Home / Misc

20 Amazing Facts About Stravinsky

Many music students are familiar with at least one of the works created by Russian born composer, Igor Fedorovich Stravinsky. His unique style and definitive, lively use of rhythm and melody was distinctively appropriate for the times in which he lived, and continually surprised audiences and sparked controversy over the length of his career. He had a peculiar way of writing music for instruments and voices that was extremely influential, and which greatly impacted later musicians.

Learning more about this remarkable man can increase your musical education, but there are many amazing facts about Stravinsky that aren’t included in textbooks. This list of 20 interesting facts were gleaned from two major sources, The Encyclopedia of World Biography and Biography.com.

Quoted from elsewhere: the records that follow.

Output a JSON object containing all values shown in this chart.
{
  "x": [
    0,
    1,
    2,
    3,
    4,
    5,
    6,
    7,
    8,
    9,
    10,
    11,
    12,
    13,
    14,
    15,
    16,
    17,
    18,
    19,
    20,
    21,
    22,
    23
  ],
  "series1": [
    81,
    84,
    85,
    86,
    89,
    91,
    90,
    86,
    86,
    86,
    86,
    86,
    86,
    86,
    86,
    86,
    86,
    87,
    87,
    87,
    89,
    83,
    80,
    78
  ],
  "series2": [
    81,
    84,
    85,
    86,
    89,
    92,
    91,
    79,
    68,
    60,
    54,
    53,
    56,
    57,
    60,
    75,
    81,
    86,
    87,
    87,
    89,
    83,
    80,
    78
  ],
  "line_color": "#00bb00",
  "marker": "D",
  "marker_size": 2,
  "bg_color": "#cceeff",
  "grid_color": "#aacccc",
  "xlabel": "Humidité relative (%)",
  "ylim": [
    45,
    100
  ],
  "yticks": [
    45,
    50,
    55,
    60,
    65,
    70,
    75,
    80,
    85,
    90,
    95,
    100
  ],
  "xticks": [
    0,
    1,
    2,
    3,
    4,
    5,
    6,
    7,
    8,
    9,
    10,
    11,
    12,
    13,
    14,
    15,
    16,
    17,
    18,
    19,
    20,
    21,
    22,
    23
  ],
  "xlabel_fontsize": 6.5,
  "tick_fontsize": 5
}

  1. Igor Stravinsky’s life spanned from 1882 to 1971, a time that was characterized by innovation in almost every social, political, and industrial infrastructure. That period of history included Victorian influences, two major world wars that reassigned global boundaries, and a musical revolution throughout Western society.
  2. Stravinsky’s father was a singer with the Imperial Orchestra, and his mother was a skilled pianist. However, they both preferred that Igor pursue a bureaucratic career, and he attended the University of St. Petersburg studying law, before finally deciding to become a musician.
  3. He met the son of composer Nikolai Rimsky-Korsakov (whose reputation for orchestration and instruction at the St. Petersburg Conservatory was renowned) while attending the university, and became his pupil after the death of his own father in 1902.
  4. Rather than study music in a traditional setting, he became an apprentice and received intense home instruction with Rimsky-Korsakov. In fact, Stravinsky composed and dedicated Symphony in E-Flat for him, and Pastorale for his wife.
  5. One of Stravinsky’s most celebrated works, Fireworks, was a wedding present for Rimsky’s daughter. This 1908 fantasy orchestra piece remains widely acclaimed. Most critics consider this short four-minute work his first truly characteristic piece, minus the influence of any instructor.
  6. Although it was met with lukewarm reception, the originality of Fireworks was recognized by Diaghilev, and he commissioned arrangements for Russian ballets being produced in Paris.
  7. The group of musicians Diaghilev assembled during those years greatly influenced Stravinsky, allowing him to explore his unconventionality. The three ballets he wrote during that time, Firebird, Petrushka, and Rite of Spring, were very unique, stunned audiences, and quickly became classics.
  8. The results of his Paris exposure solidified Stravinsky’s fame, so that by his mid-thirties, he had achieved world-wide recognition, famed for his intense personal energy.
  9. The eruption of World War I and the later Russian revolution caused him to take up residence in Switzerland, where he lived with his wife, Catherine Nossenko, who he married in 1906, and their four children.
  10. In Switzerland, homesickness led him to introduce Russian folklore and jazz influences into his compositions. One of his best known works from this time was Renard.
  11. In 1920, the Stravinsky family returned to France, and during the next two decades, he worked there, creating an opera-oratorio and “white” ballet that according to experts, transcended and simultaneously defined the neo-classical period.
  12. In 1930, he created the Symphony of Psalms, a choral work for men and boys that excluded violins.
  13. Although he continued to deliver prolific works during his time in France, after the death of his wife in 1939, he moved to the United States.
  14. Stravinsky delivered a number of lectures at Harvard University in 1940.
  15. In 1940, he completed Symphony in C, one of his most important works.
  16. Interestingly, Stravinsky remarried in 1940 to Vera de Bosset. His affair with her having begun in 1921, and in 1945 they both became American citizens.
  17. Stravinsky coalesced the sentiments, and spoke to our century, because his music broke boundaries. While he was still alive, notable poets, critics, and publishers lauded him as the “most representative” and “prophetic” musician of our time.
  18. Stravinsky is a notable author. He wrote an autobiography in 1936, which led to a number of publications including Poetics of Music, a literary work that is distinctive for its scope.
  19. He also configured a volume of conversational works with Robert Craft from 1959 to 1969.
  20. Igor Stravinsky died in Manhattan on March 6, 1971.

“Music is given to us with the sole purpose of establishing an order in things, including, and particularly, the coordination between man and time.”—Igor Stravinsky

You can find out more about this composer’s revolutionary life by exploring his autobiography, and Eric White’s collection of his life and works entitled, Stravinsky.